Quantifying the losses from this new trend is difficult: few families or individuals will discuss publicly their financial or data loss and may not want to involve law enforcement in order to preserve their privacy. But in the security industry we have seen a significant rise in successful attacks on family offices and high net worth individuals.
In one case, a criminal group guessed the email password of a senior family member and spent some weeks reading the email traffic. Having seen that the victim was overseeing the renovation of a family property in the US, they waited until he was traveling and took advantage of the time difference to send convincing emails to his personal assistant asking her to pay a succession of contractor bills urgently. By deleting the emails and the replies they ensured that he knew nothing about the money being spent – in this case over $1m in a single week – until he returned from his travels. Since the transactions were all sanctioned by his assistant and legitimate, albeit to a fraudster’s account, he had no grounds on which to expect his bank to cover them.
In another case, an investigation into the compromise of a large US company led us back to the origins of the attack, which was the senior family member. He in turn had been inadvertently ‘infected’ by his son, who had been persuaded to access a website through his Facebook account. When he visited it he unknowingly downloaded some malware which allowed the attackers to control his laptop and from there make the jump to his father, and through his father to the company network.
These cases, and many more which we have seen, illustrate the care criminals will take in crafting attacks to appeal to high net worth victims. ‘Spear-phishing’ emails will typically be based on careful research, in one case made to look like an email from the school of one of the victim’s children.
Once successfully inside a network, criminals may take some time - often weeks or months - to look around and assess what data is valuable.
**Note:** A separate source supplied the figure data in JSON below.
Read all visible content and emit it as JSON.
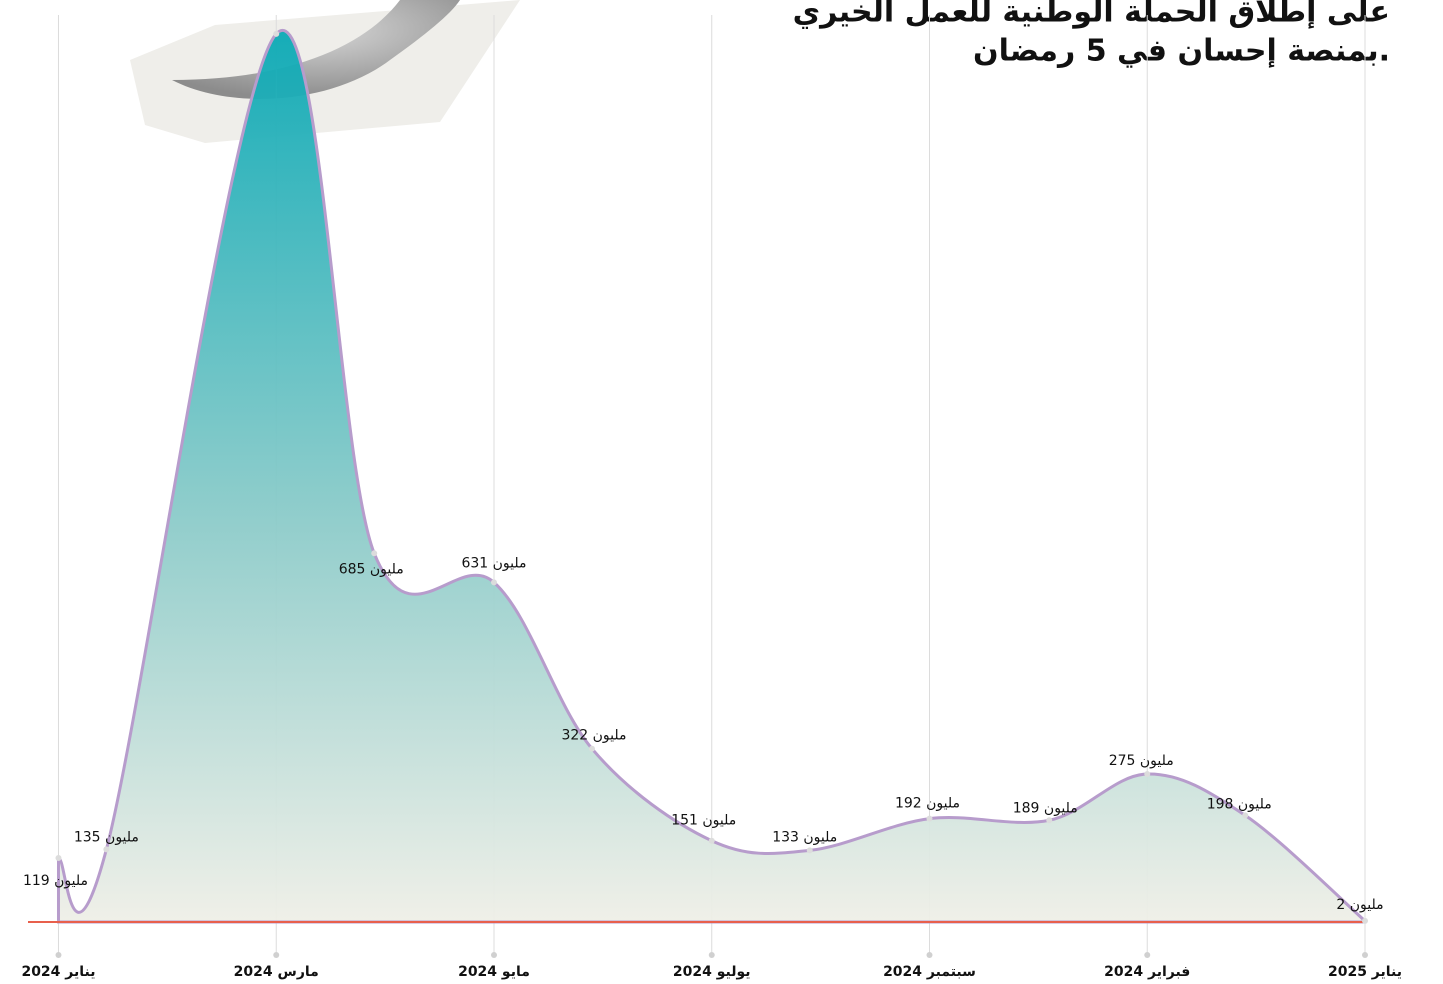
{
  "chart_data": {
    "type": "area",
    "title_lines": [
      "على إطلاق الحملة الوطنية للعمل الخيري",
      "بمنصة إحسان في 5 رمضان."
    ],
    "x": [
      0,
      0.44,
      2,
      2.9,
      4,
      4.9,
      6,
      6.9,
      8,
      9.1,
      10,
      10.9,
      12
    ],
    "values": [
      119,
      135,
      1650,
      685,
      631,
      322,
      151,
      133,
      192,
      189,
      275,
      198,
      2
    ],
    "value_labels": [
      "119 مليون",
      "135 مليون",
      null,
      "685 مليون",
      "631 مليون",
      "322 مليون",
      "151 مليون",
      "133 مليون",
      "192 مليون",
      "189 مليون",
      "275 مليون",
      "198 مليون",
      "2 مليون"
    ],
    "xlim": [
      -0.28,
      12
    ],
    "ylim": [
      0,
      1700
    ],
    "xticks": [
      {
        "value": 0,
        "label": "يناير 2024"
      },
      {
        "value": 2,
        "label": "مارس 2024"
      },
      {
        "value": 4,
        "label": "مايو 2024"
      },
      {
        "value": 6,
        "label": "يوليو 2024"
      },
      {
        "value": 8,
        "label": "سبتمبر 2024"
      },
      {
        "value": 10,
        "label": "فبراير 2024"
      },
      {
        "value": 12,
        "label": "يناير 2025"
      }
    ],
    "color": "#0aa9b5",
    "baseline_color": "#e8604c"
  }
}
For families this is a particular problem. In looking through the material available to them, criminal data miners may find non-financial personal material which can be deeply embarrassing and compromising. This has been very publicly illustrated in major thefts from law firms, and last year I saw a case where a public figure was blackmailed with data stolen in an entirely unrelated attack on a European public relations company: the criminals involved had got lucky and stumbled across personal information on a well-known name.
Faced with the scale and complexity of these attacks, there is tendency to despair. But the reality is that privacy, money and data can be protected. For most offices that will mean assessing the current state of defenses and taking remedial action, much of which will be about awareness, behavior and good practice, rather than expensive technology. For most family offices, the cost-effective solution will be to buy a managed security service which will take care of monitoring and fixing problems, much as they would in hiring physical security or guarding services.
Underpinning all of this will be a change in awareness and attitude. The unseen threat of data compromise and theft is pervasive. It will continue to be with us as our lives, family and business, become ever more dependent on data and the technology which carries it. The answer is to spend proportionate effort protecting the things we care most about, and making sensible contingency plans for when attacks succeed. The objective is not to be perfect but to harden defenses, reduce risk, and contain damage.
Robert Hannigan is European Executive Chairman of BlueVoyant and former Director of GCHQ, the UK’s largest intelligence and cyber security agency.